The smallholder down the road with his half acre of tea sends his leaf to the factory at Kan-gaita. He brings it on the appointed day to the local buying center, about a mile from his holding. The center, established and operated by the KTDA, is a small open-sided barn furnished with trestle tables and set just off the road. There, with a group of fellow growers, he awaits the KTDA truck which will set down at the center a leaf inspector, a buying clerk, and a pile of steel wire baskets. Having made its brief stop, the truck moves on to the next center on its chosen route, and will return in the afternoon to collect the inspector, the clerk, and the full baskets. At the center, the business gets under way, beginning with the inspection of the leaf. Two leaves and a bud snapped off the top of each tea shoot; that’s what the inspector is looking for, and that’s all he will buy. Our friend and his family have done their plucking with skill; there is little for the inspector to reject. The leaves are weighed and the clerk marks down the sale—at 40 Kenya cents a pound. No money changes hands, however. The KTDA office maintains an account for each individual grower. This smallholder, like an increasing number of his colleagues, has a bank account, and at the end of the month a check will be paid into it. The sum represents 40 cents for each pound he sold, less 10 cents a pound retained by the Authority for operating costs and a further 7 cents a pound deducted as monthly recovery of its material investment in the smallholding. This latter levy ceases when the assessment on that particular smallholding is paid off. But this is not the final payment to the smallholder for his tea. Based on the profits made by the factories, the Authority will make him a year-end “second payment” of maybe 15 or more cents a pound, thereby enabling him to make up most if not all of the deductions.

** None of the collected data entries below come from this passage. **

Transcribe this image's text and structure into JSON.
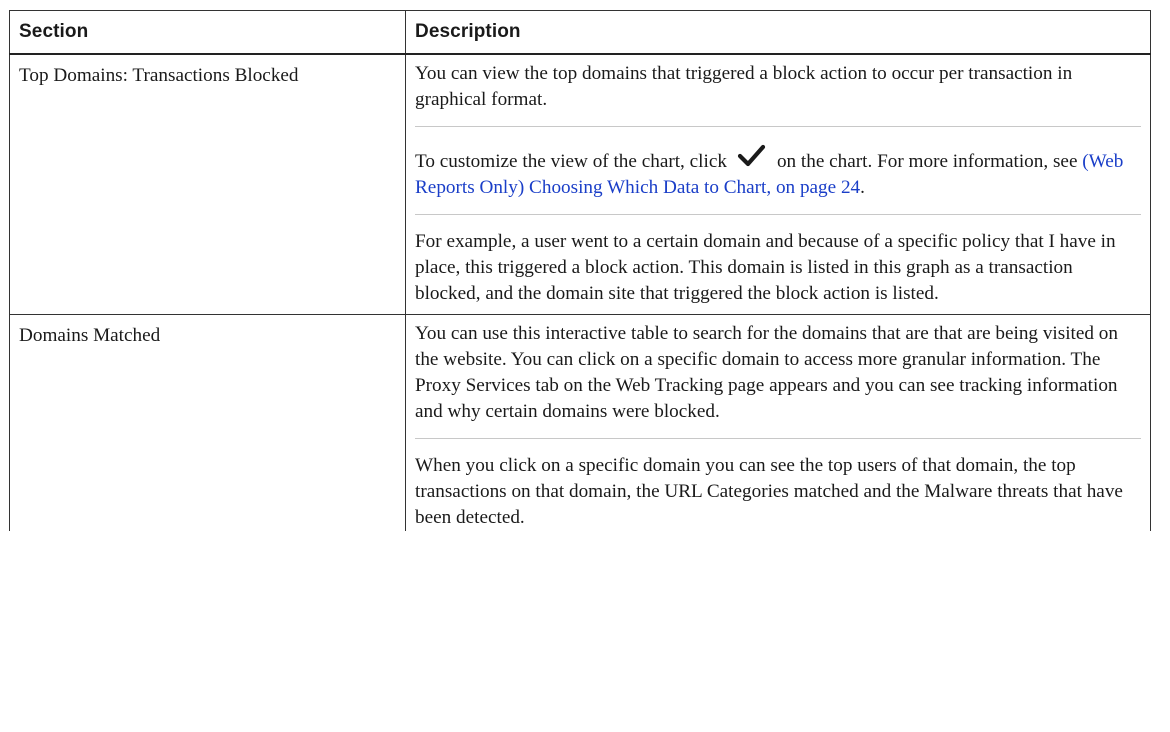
{
  "table": {
    "headers": {
      "section": "Section",
      "description": "Description"
    },
    "rows": [
      {
        "section": "Top Domains: Transactions Blocked",
        "paragraphs": {
          "p1": "You can view the top domains that triggered a block action to occur per transaction in graphical format.",
          "p2_before_icon": "To customize the view of the chart, click",
          "p2_icon": "checkmark-icon",
          "p2_after_icon": "on the chart. For more information, see",
          "p2_link": "(Web Reports Only) Choosing Which Data to Chart, on page 24",
          "p2_end": ".",
          "p3": "For example, a user went to a certain domain and because of a specific policy that I have in place, this triggered a block action. This domain is listed in this graph as a transaction blocked, and the domain site that triggered the block action is listed."
        }
      },
      {
        "section": "Domains Matched",
        "paragraphs": {
          "p1": "You can use this interactive table to search for the domains that are that are being visited on the website. You can click on a specific domain to access more granular information. The Proxy Services tab on the Web Tracking page appears and you can see tracking information and why certain domains were blocked.",
          "p2": "When you click on a specific domain you can see the top users of that domain, the top transactions on that domain, the URL Categories matched and the Malware threats that have been detected."
        }
      }
    ]
  },
  "colors": {
    "link": "#1a3ec8",
    "text": "#1a1a1a",
    "border": "#333333"
  }
}
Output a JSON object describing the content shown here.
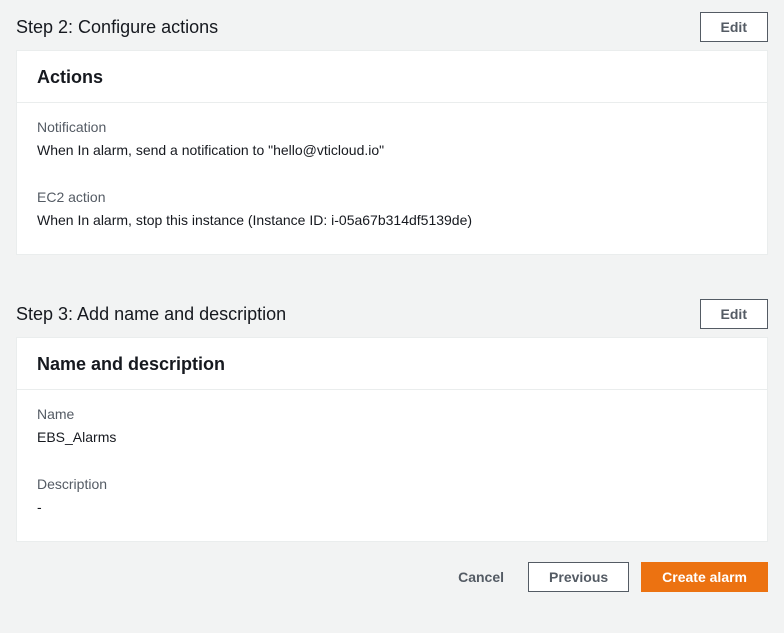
{
  "step2": {
    "title": "Step 2: Configure actions",
    "editLabel": "Edit",
    "panelTitle": "Actions",
    "notification": {
      "label": "Notification",
      "value": "When In alarm, send a notification to \"hello@vticloud.io\""
    },
    "ec2action": {
      "label": "EC2 action",
      "value": "When In alarm, stop this instance (Instance ID: i-05a67b314df5139de)"
    }
  },
  "step3": {
    "title": "Step 3: Add name and description",
    "editLabel": "Edit",
    "panelTitle": "Name and description",
    "name": {
      "label": "Name",
      "value": "EBS_Alarms"
    },
    "description": {
      "label": "Description",
      "value": "-"
    }
  },
  "footer": {
    "cancel": "Cancel",
    "previous": "Previous",
    "create": "Create alarm"
  }
}
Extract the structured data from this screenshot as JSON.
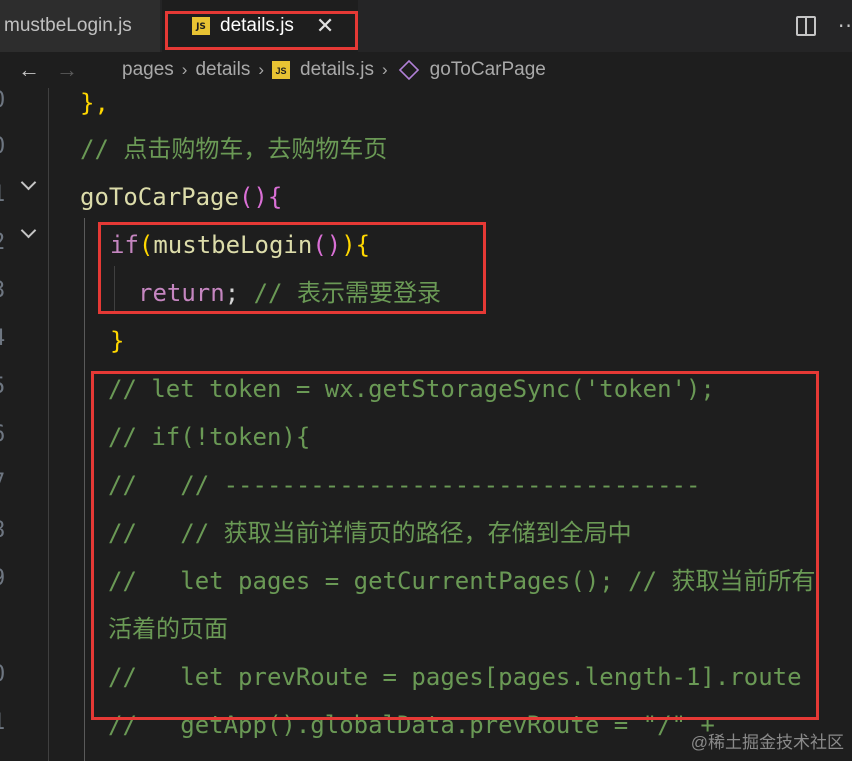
{
  "tabs": {
    "inactive_label": "mustbeLogin.js",
    "active_label": "details.js",
    "active_badge": "JS",
    "close_glyph": "✕"
  },
  "breadcrumb": {
    "back_glyph": "←",
    "forward_glyph": "→",
    "items": [
      "pages",
      "details",
      "details.js",
      "goToCarPage"
    ],
    "separator": "›",
    "file_badge": "JS"
  },
  "gutter": {
    "line_numbers": [
      "0",
      "0",
      "1",
      "2",
      "3",
      "4",
      "5",
      "6",
      "7",
      "8",
      "9",
      "0",
      "1"
    ]
  },
  "code": {
    "l1": "},",
    "l2": "// 点击购物车，去购物车页",
    "l3_func": "goToCarPage",
    "l3_paren": "()",
    "l3_brace": "{",
    "l4_kw": "if",
    "l4_open": "(",
    "l4_func": "mustbeLogin",
    "l4_call": "()",
    "l4_close": ")",
    "l4_brace": "{",
    "l5_kw": "return",
    "l5_semi": ";",
    "l5_comment": " // 表示需要登录",
    "l6": "}",
    "l7": "// let token = wx.getStorageSync('token');",
    "l8": "// if(!token){",
    "l9": "//   // ---------------------------------",
    "l10": "//   // 获取当前详情页的路径，存储到全局中",
    "l11": "//   let pages = getCurrentPages(); // 获取当前所有",
    "l12": "活着的页面",
    "l13": "//   let prevRoute = pages[pages.length-1].route",
    "l14": "//   getApp().globalData.prevRoute = \"/\" +"
  },
  "watermark": "@稀土掘金技术社区",
  "colors": {
    "highlight_box": "#e53935",
    "comment": "#6a9955",
    "function": "#dcdcaa",
    "keyword": "#c586c0"
  }
}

Meanwhile, the truck has returned for the leaf. Kenya tea collection roads are not ranked among the world’s marvels of engineering. They are adequate, that is all. The traffic on them is very light, and four-wheel drive pretty well dispenses with the need for surfacing, except where the drainage is known to be bad and where the gradient is unusually steep. But when the rain comes down really hard and the collection trucks have plowed a sticky furrow back to the factories, getting stuck with a load of tea is no joke. If leaf is not processed within about six hours of plucking, it deteriorates and is useless. This happened to 2,000 pounds of leaf in Kirinyaga District not so long ago.

With the help of some $3 million from the International Development Association, about 900 miles of tea collection and factory access roads are being constructed in the various tea-growing areas of Kenya, and some 15 small road maintenance units are being established and equipped. The collection roads are being built to very modest standards, but the factory access roads, where the traffic is much heavier, are all being gravel surfaced. Leaf collection will remain a rather risky business in the wet weather until a general upgrading of the standard of collection roads can be afforded and the building of new factories has cut down delivery distances.

Problems aside (though not ignored), what is going on around the slopes of Mount Kenya, and elsewhere where the African tea growers have taken root, generates an abundance of good that defies quantification. The assessment of success is often as much a matter of sensing a changed atmosphere, detecting a surging spirit, as it is of totting up a column of figures. Not that the smallholder tea growers are without some eminently measurable indicators of rising living standards. It’s just that the pride which they show in what they and the KTDA are achieving in the face of a fair share of problems makes one optimistic that the future will be fruitful after such promising beginnings.